Apple and Samsung each reported record first-quarter results last week and according to research conducted by one analyst, the companies combined to account for all mobile industry profits last quarter. Apple last week reported $11.6 billion in profit on $39.2 billion in sales, both second fiscal quarter records for Apple, and Samsung managed a best-ever profit of $4.5 billion in the same quarter, $3.9 billion of which came from its IT & Mobile Communications business.
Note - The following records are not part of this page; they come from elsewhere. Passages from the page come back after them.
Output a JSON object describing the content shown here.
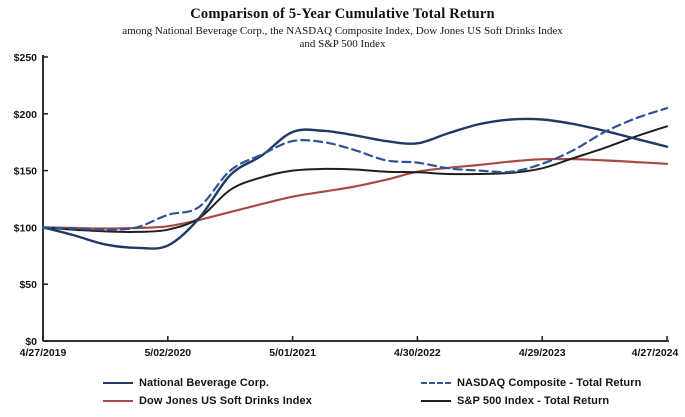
{
  "header": {
    "title": "Comparison of 5-Year Cumulative Total Return",
    "subtitle_line1": "among National Beverage Corp., the NASDAQ Composite Index, Dow Jones US Soft Drinks Index",
    "subtitle_line2": "and S&P 500 Index"
  },
  "chart_data": {
    "type": "line",
    "title": "Comparison of 5-Year Cumulative Total Return",
    "subtitle": "among National Beverage Corp., the NASDAQ Composite Index, Dow Jones US Soft Drinks Index and S&P 500 Index",
    "x_tick_labels": [
      "4/27/2019",
      "5/02/2020",
      "5/01/2021",
      "4/30/2022",
      "4/29/2023",
      "4/27/2024"
    ],
    "y_tick_labels": [
      "$0",
      "$50",
      "$100",
      "$150",
      "$200",
      "$250"
    ],
    "y_tick_values": [
      0,
      50,
      100,
      150,
      200,
      250
    ],
    "ylim": [
      0,
      250
    ],
    "grid": "off",
    "legend_position": "bottom",
    "samples_per_year": 4,
    "axis_color": "#1a1a1a",
    "draw_order": [
      2,
      3,
      0,
      1
    ],
    "series": [
      {
        "name": "National Beverage Corp.",
        "color": "#1f3a63",
        "style": "solid",
        "width": 2.4,
        "values": [
          100,
          93,
          85,
          82,
          84,
          108,
          146,
          163,
          184,
          185,
          181,
          176,
          174,
          183,
          191,
          195,
          195,
          191,
          185,
          178,
          171
        ]
      },
      {
        "name": "NASDAQ Composite - Total Return",
        "color": "#2e5496",
        "style": "dashed",
        "width": 2.2,
        "values": [
          100,
          99,
          98,
          100,
          111,
          118,
          150,
          164,
          176,
          175,
          168,
          159,
          157,
          152,
          150,
          149,
          156,
          168,
          184,
          196,
          205
        ]
      },
      {
        "name": "Dow Jones US Soft Drinks Index",
        "color": "#a94a45",
        "style": "solid",
        "width": 2.2,
        "values": [
          100,
          99.5,
          99,
          99.5,
          101,
          106.5,
          113.5,
          120.5,
          127,
          131.5,
          136,
          142,
          149,
          152.5,
          155,
          158,
          160,
          160,
          159,
          157.5,
          156
        ]
      },
      {
        "name": "S&P 500 Index - Total Return",
        "color": "#1f1f1f",
        "style": "solid",
        "width": 2.0,
        "values": [
          100,
          98,
          96.5,
          96,
          98,
          108,
          133,
          144,
          150,
          151.5,
          151,
          149,
          148.5,
          147,
          147,
          148,
          152,
          161,
          170,
          180,
          189
        ]
      }
    ]
  }
}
Read on for more.
According to Raymond James analyst Tavis McCourt, Apple accounted for a staggering 80% of all mobile industry profits last quarter and Samsung was responsible for the remaining 20%. The two companies also combined to take in about 74% of the handset industry’s revenue, McCourt said.
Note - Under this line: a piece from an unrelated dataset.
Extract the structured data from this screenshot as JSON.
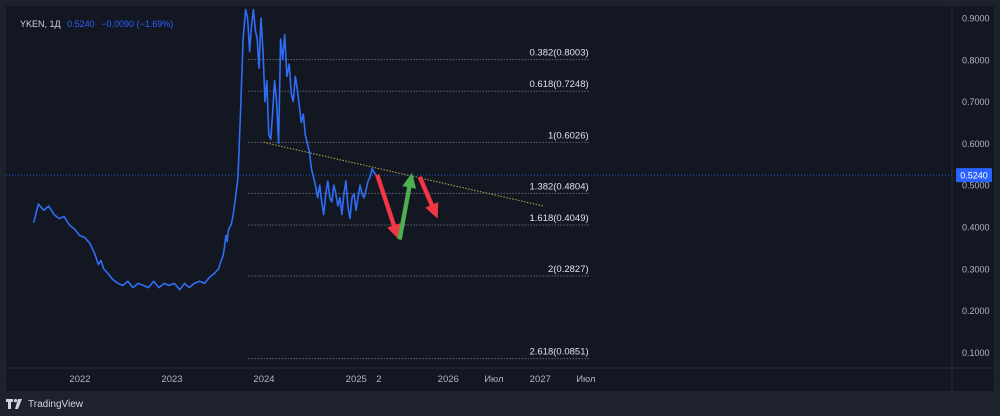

“It is getting increasingly hard to understand where the rest of the device vendors will get the capital to fund necessary R&D and sales and marketing investments to continue to compete with Apple and Samsung,” the analyst wrote in a recent note to investors.
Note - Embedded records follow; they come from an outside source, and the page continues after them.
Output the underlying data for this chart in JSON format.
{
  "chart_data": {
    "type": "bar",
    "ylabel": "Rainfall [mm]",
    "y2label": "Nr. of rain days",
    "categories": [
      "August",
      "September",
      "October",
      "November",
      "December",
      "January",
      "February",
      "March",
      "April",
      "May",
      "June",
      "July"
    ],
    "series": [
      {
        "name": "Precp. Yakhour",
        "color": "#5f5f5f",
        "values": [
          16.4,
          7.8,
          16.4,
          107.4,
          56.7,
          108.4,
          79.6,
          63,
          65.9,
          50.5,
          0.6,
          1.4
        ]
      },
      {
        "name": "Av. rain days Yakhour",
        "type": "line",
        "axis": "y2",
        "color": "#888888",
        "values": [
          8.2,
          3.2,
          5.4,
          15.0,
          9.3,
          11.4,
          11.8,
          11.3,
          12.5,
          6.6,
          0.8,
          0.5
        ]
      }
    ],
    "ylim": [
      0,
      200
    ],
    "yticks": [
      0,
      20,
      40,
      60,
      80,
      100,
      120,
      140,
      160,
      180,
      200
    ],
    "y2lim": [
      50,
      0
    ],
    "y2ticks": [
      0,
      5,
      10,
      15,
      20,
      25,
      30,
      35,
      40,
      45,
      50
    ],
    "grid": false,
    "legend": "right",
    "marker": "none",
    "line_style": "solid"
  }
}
“With essentially all of the other hardware vendors besides Apple and Samsung struggling to find profits to reinvest into R&D, Microsoft and Google have to be wondering who their hardware partners will ultimately be,” McCourt continued. “Neither wants to be in a position where they have to take on more of the R&D burden, and neither want to have to initiate bidding wars to give Samsung an incentive to focus on its platform. Our assumption is that both Huaweii and ZTE will be courted heavily over the next few quarters by both Microsoft and Google as they look to strengthen their stable of sustainable hardware partners.”
UBS analyst Maynard Um previously estimated that Samsung and Apple would combine to account of 90% of all smartphone profits in 2012.